Search ForexCrunch

EUR/USD opened the week with a weekend gap to the upside, but this episode is already behind us. The  reason for the rise was Trump’s Muslim ban. The executive order from the new president about banning entries from 7 Muslim countries caused chaos in US airports and resulted in a global crisis.

However, as time passed by,  the US issues moved away and in came some  bearish data from Europe. Germany reported a drop of 0.6% in prices in January, lowered than 0.5% expected. Also on the year over year figures, the data points were a miss: 1.7% according to the HICP and 1.9% in the national CPI.

Germans were worried about the jump in inflation last month, albeit the blame was pointed at German holiday packages at the time. Those suspicions proved correct. Draghi had already dismissed the temporary rise in inflation as energy-related and today he is vindicated, at least according  to the German data. Tomorrow we will get the  full euro-zone data.

Risk off

In addition, the Trump troubles have another effect. The bad news triggers a “risk-off” sentiment. This aids the safe-haven Japanese yen first and foremost, but the greenback is also a beneficiary. This can  also help explain the slide in EUR/USD.

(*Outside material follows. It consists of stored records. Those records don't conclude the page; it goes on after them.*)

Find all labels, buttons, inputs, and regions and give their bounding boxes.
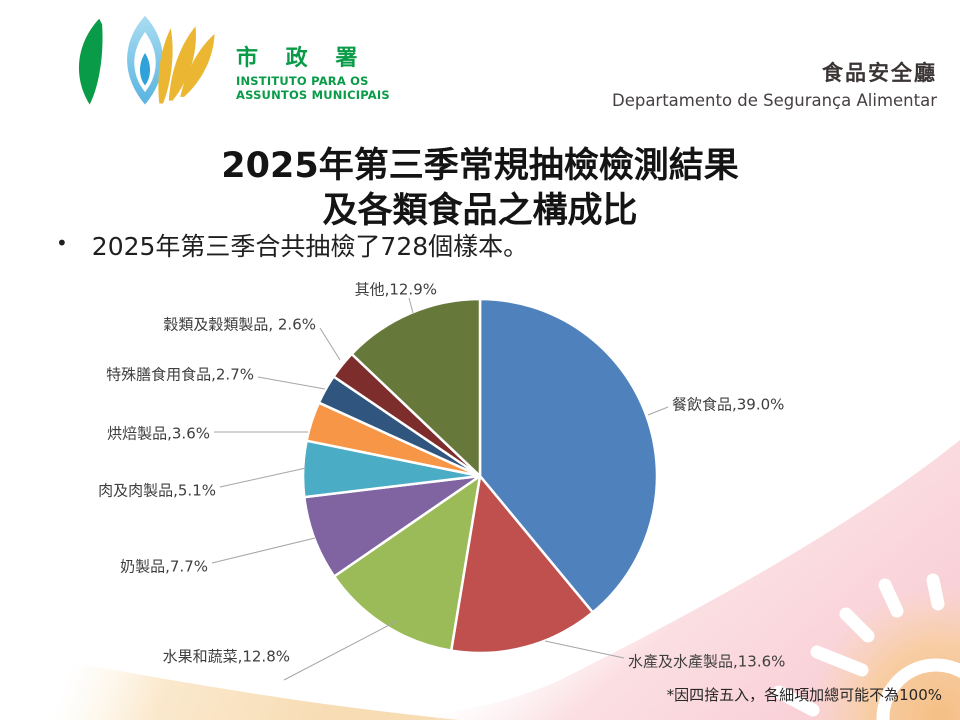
pie-slice-0 <box>478 297 659 614</box>
pie-slice-2 <box>332 474 482 652</box>
sun-glow <box>812 588 960 720</box>
leader-line-0 <box>647 406 669 416</box>
org-name-cn: 市 政 署 <box>236 46 368 71</box>
department-name-pt: Departamento de Segurança Alimentar <box>611 91 937 110</box>
department-name-cn: 食品安全廳 <box>822 61 937 85</box>
leader-line-7 <box>319 327 341 361</box>
bullet-text: 2025年第三季合共抽檢了728個樣本。 <box>91 232 529 261</box>
sun-icon <box>772 573 960 720</box>
pie-label-5: 烘焙製品,3.6% <box>107 424 210 443</box>
pie-label-0: 餐飲食品,39.0% <box>672 395 785 414</box>
pie-slice-8 <box>350 297 482 478</box>
logo-text: 市 政 署 INSTITUTO PARA OS ASSUNTOS MUNICIP… <box>236 12 390 102</box>
pink-wave <box>340 440 960 720</box>
slide-title: 2025年第三季常規抽檢檢測結果 及各類食品之構成比 <box>0 144 960 233</box>
logo-leaf <box>78 18 103 105</box>
bullet-marker: • <box>56 231 68 255</box>
pie-label-1: 水產及水產製品,13.6% <box>628 652 786 671</box>
pie-label-4: 肉及肉製品,5.1% <box>98 481 216 500</box>
iam-logo <box>78 15 215 105</box>
pie-label-6: 特殊膳食用食品,2.7% <box>106 365 254 384</box>
pie-label-2: 水果和蔬菜,12.8% <box>162 647 290 666</box>
pie-label-3: 奶製品,7.7% <box>120 557 208 576</box>
title-line-1: 2025年第三季常規抽檢檢測結果 <box>221 146 739 187</box>
department-block: 食品安全廳 Departamento de Segurança Alimenta… <box>612 57 937 110</box>
title-line-2: 及各類食品之構成比 <box>322 190 638 231</box>
iam-logo-block: 市 政 署 INSTITUTO PARA OS ASSUNTOS MUNICIP… <box>64 12 390 114</box>
leader-line-2 <box>283 620 398 681</box>
rounding-footnote: *因四捨五入，各細項加總可能不為100% <box>666 686 942 704</box>
leader-line-3 <box>211 537 316 564</box>
leader-line-8 <box>408 297 414 314</box>
bullet-item: • 2025年第三季合共抽檢了728個樣本。 <box>56 227 528 263</box>
pie-label-8: 其他,12.9% <box>354 280 437 299</box>
pie-label-7: 穀類及穀類製品, 2.6% <box>163 315 316 334</box>
cream-wave <box>0 650 460 720</box>
logo-fan <box>158 26 215 104</box>
leader-line-4 <box>219 467 307 488</box>
org-name-pt: INSTITUTO PARA OS ASSUNTOS MUNICIPAIS <box>236 74 390 102</box>
logo-lotus-drop <box>139 52 151 86</box>
leader-line-1 <box>544 640 625 659</box>
pie-slice-1 <box>449 474 595 655</box>
leader-line-6 <box>257 376 326 390</box>
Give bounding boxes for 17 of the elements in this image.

The low so far has been 1.0620, under support at 1.0650.  Yet  following this move, the pair bounced back. At the moment this seems to be a false break. Further below, we find 1.0520 and 1.0460. On the topside, 1.0710 and 1.0780 await the pair.

More:  EUR/USD: To Rally Towards 1.10 Short-Term; Sell Into This Rally Long-Term – SEB

US data has been OK, with the Core PCE price index  hitting 1.7% exactly as  expected. Personal income is up 0.3% and spending is up 0.5%.  Pending home sales came out at 1.6%, better than projected.